Women and men who begin sleeping more or less than six to eight hours per night are likely to age by four to seven years.
Sleep deprivation and sleepiness have adverse effects on performance, response time, errors of commission and attention or concentration.
Furthermore, sleep duration has been found to be linked with a wide range of quality of life measures, such as social functioning, mental and physical health and early death, reports the journal Sleep.

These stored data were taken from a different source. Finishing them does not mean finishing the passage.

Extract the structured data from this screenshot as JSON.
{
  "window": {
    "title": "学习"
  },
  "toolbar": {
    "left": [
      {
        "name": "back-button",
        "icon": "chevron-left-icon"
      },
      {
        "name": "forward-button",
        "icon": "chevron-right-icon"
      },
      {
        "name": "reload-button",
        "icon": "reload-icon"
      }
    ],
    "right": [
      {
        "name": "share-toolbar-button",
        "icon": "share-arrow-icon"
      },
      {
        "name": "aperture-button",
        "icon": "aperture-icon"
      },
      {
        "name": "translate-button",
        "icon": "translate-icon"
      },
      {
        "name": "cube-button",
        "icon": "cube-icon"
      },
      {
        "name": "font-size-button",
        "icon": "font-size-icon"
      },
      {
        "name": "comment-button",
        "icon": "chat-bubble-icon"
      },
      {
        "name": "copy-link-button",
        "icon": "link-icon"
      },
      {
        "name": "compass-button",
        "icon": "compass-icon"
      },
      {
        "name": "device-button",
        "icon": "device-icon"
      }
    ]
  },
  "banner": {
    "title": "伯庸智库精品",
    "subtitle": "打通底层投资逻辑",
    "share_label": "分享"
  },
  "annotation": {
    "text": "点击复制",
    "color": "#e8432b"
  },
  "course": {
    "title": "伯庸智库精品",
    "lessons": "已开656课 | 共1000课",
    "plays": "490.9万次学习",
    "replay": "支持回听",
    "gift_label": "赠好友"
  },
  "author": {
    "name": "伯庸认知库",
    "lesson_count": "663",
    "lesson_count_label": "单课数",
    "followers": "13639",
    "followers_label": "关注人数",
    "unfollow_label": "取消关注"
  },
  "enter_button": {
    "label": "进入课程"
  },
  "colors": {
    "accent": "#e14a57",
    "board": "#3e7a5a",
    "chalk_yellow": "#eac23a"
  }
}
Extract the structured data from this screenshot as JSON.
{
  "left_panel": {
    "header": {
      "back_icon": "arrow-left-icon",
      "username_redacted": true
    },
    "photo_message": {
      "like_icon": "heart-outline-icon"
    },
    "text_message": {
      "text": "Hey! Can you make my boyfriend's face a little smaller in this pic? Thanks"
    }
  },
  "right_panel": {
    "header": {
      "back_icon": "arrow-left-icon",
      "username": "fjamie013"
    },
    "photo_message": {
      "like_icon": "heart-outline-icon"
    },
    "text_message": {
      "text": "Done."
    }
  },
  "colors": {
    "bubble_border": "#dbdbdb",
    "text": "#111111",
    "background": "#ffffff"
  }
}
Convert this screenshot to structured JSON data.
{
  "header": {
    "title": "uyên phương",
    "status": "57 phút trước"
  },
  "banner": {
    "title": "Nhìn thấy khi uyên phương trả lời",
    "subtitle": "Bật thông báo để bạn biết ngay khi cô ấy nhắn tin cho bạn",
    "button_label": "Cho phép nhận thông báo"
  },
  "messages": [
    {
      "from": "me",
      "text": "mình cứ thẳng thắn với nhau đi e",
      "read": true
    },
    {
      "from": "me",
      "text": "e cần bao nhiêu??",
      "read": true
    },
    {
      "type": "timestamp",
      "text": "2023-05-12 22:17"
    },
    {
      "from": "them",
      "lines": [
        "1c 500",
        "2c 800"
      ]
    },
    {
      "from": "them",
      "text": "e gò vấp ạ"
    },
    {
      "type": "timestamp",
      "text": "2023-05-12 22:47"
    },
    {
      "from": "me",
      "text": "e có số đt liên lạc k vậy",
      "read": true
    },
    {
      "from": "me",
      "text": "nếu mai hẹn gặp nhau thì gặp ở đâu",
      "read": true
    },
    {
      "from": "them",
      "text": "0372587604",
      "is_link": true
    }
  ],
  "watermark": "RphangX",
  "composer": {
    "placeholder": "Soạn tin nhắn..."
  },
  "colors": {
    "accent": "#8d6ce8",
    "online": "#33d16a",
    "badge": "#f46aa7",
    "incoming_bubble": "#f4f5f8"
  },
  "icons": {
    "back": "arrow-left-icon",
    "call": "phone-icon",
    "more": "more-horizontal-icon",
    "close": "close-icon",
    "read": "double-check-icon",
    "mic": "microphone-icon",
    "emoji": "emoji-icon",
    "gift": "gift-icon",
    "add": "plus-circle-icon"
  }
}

"The main result to come out of our study was that adverse changes in sleep duration appear to be associated with poorer cognitive function in later-middle age," said Jane Ferrie, researcher at the University College London Medical School, who led the study.
The researchers also found that, in women, seven hours of sleep per night was associated with the highest score for every cognitive measure, followed closely by six hours of nightly sleep, according to a University College statement.
Among men, the cognitive function was similar for those who reported sleeping six, seven or eight hours; only short and long sleep durations of less than six hours or more than eight hours appeared to be associated with lower scores, according to a University College statement.
The study used data for 5,431 participants (1,459 women and 3,972 men) from Phase 5 (1997-1999) and Phase 7 (2003-2004) of the Whitehall II study, which included more than 10,000 London-based office staff aged 35-55 working in 20 civil service departments in 1985.
Although participants were mostly white-collar workers, the study group covered a wide socio-economic range with a 10-fold difference in salary across the occupational hierarchy.
The authors concluded that adequate, good quality sleep is fundamental to human functioning and well-being.